English for AI Engineers: Key Vocabulary

Essential English vocabulary for AI and ML engineers — embeddings, inference, fine-tuning, RAG, agents — with clear definitions and example sentences.

Artificial intelligence is one of the fastest-moving fields in technology — and its vocabulary is evolving just as quickly. For non-native English speakers working in AI and ML, knowing the right words is not just about understanding papers and documentation. It is about communicating credibly in design meetings, code reviews, and product discussions.

This guide covers the core vocabulary you need, with definitions, example sentences, and tips on how each term is used in context.


Foundations: How Models Work

Embedding

An embedding is a numerical representation of data (text, images, audio) in a high-dimensional vector space. Items with similar meaning are positioned close together in that space.

“We store document embeddings in a vector database so we can retrieve semantically similar chunks at query time.”

“The model maps each token to a 1,536-dimensional embedding before processing.”

Inference

Inference is the process of using a trained model to make predictions on new data.
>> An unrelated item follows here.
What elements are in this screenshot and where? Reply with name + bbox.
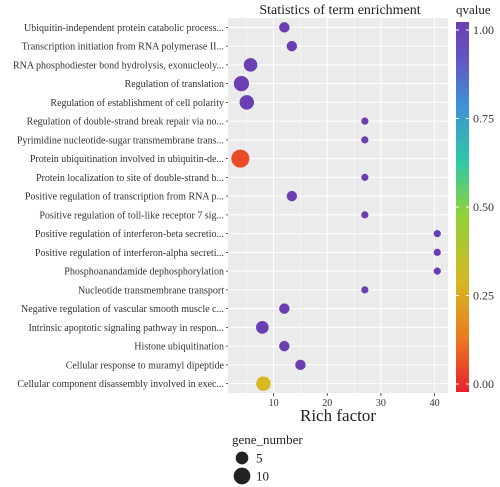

It is the opposite of training.

“Inference latency is a bottleneck — we’re seeing P99 response times above two seconds.”

“We run inference on GPU instances to meet our throughput requirements.”

Token

A token is the basic unit of text that a language model processes — roughly a word or word fragment.

“This prompt uses around 800 tokens, which keeps us well within the model’s context window.”


Training and Adaptation

Fine-tuning

Fine-tuning is the process of taking a pre-trained model and continuing to train it on a smaller, domain-specific dataset to adapt its behaviour.

“We fine-tuned the base model on our support ticket data to improve classification accuracy.”

“Fine-tuning requires significantly less compute than training from scratch.”

Pre-training

Pre-training is the initial phase where a model learns from a large general dataset before any task-specific adaptation.

“The model was pre-trained on a trillion tokens of internet text.”

RLHF (Reinforcement Learning from Human Feedback)

RLHF is a training technique where human raters score model outputs, and those scores guide further training to align the model with human preferences.

“RLHF is how most commercial chat models are aligned to follow instructions helpfully.”


Retrieval and Context

RAG (Retrieval-Augmented Generation)

RAG is an architecture where a language model’s responses are augmented by retrieving relevant documents from an external knowledge base at query time.

“We use a RAG pipeline so the model always answers based on up-to-date company documentation, not just its training data.”

“The retrieval step returns the top five document chunks, which we inject into the prompt context.”

Context Window

The context window is the maximum amount of text (measured in tokens) a model can process in a single call.

“The 128k context window lets us pass the entire codebase into the prompt for refactoring tasks.”

Chunking

Chunking is the process of splitting large documents into smaller pieces before embedding them for retrieval.

“We chunk documents at 512 tokens with a 50-token overlap to preserve context across boundaries.”


Agents and Orchestration

Agent

In AI, an agent is a system that uses a language model to reason, plan, and take actions (such as calling tools or APIs) to accomplish a goal over multiple steps.

“The agent autonomously calls the search API, reads the results, and synthesises an answer.”

“We built a coding agent that can read files, write patches, and run tests in a sandboxed environment.”

Tool Use / Function Calling

Tool use (also called function calling) is a capability that allows a language model to invoke external functions or APIs as part of generating a response.

“We expose a weather API as a tool, and the model decides when to call it based on the user’s question.”

Orchestration

Orchestration refers to coordinating multiple AI components, agents, or model calls in a defined workflow.

“We use LangGraph for orchestration — it manages the state machine that routes between the planner and executor agents.”


Evaluation and Quality

Hallucination

Hallucination is when a model generates plausible-sounding but factually incorrect information.

“Our evaluation pipeline flags hallucinations by cross-referencing model outputs against the source documents.”

Benchmark

A benchmark is a standardised test used to measure model performance on a specific task or capability.

“The model scores 87% on the MMLU benchmark, which covers multi-domain knowledge.”

Latency vs. Throughput

Latency is the time to complete a single request. Throughput is how many requests the system can handle per unit of time.

“We optimised for latency in the customer-facing product, but we batch background jobs to maximise throughput.”


Putting It Together: Useful Phrases

  • “The inference pipeline processes requests with a median latency of 340ms.”
  • “We’re evaluating whether fine-tuning or RAG gives better accuracy for this use case.”
  • “The agent uses tool calls to look up real-time data before generating the response.”
  • “Chunking strategy has a significant effect on retrieval quality — we tested three approaches.”

Fluency with this vocabulary will help you participate confidently in AI engineering discussions, write clear technical specifications, and communicate progress to stakeholders. The field evolves rapidly, but these core terms form a stable foundation.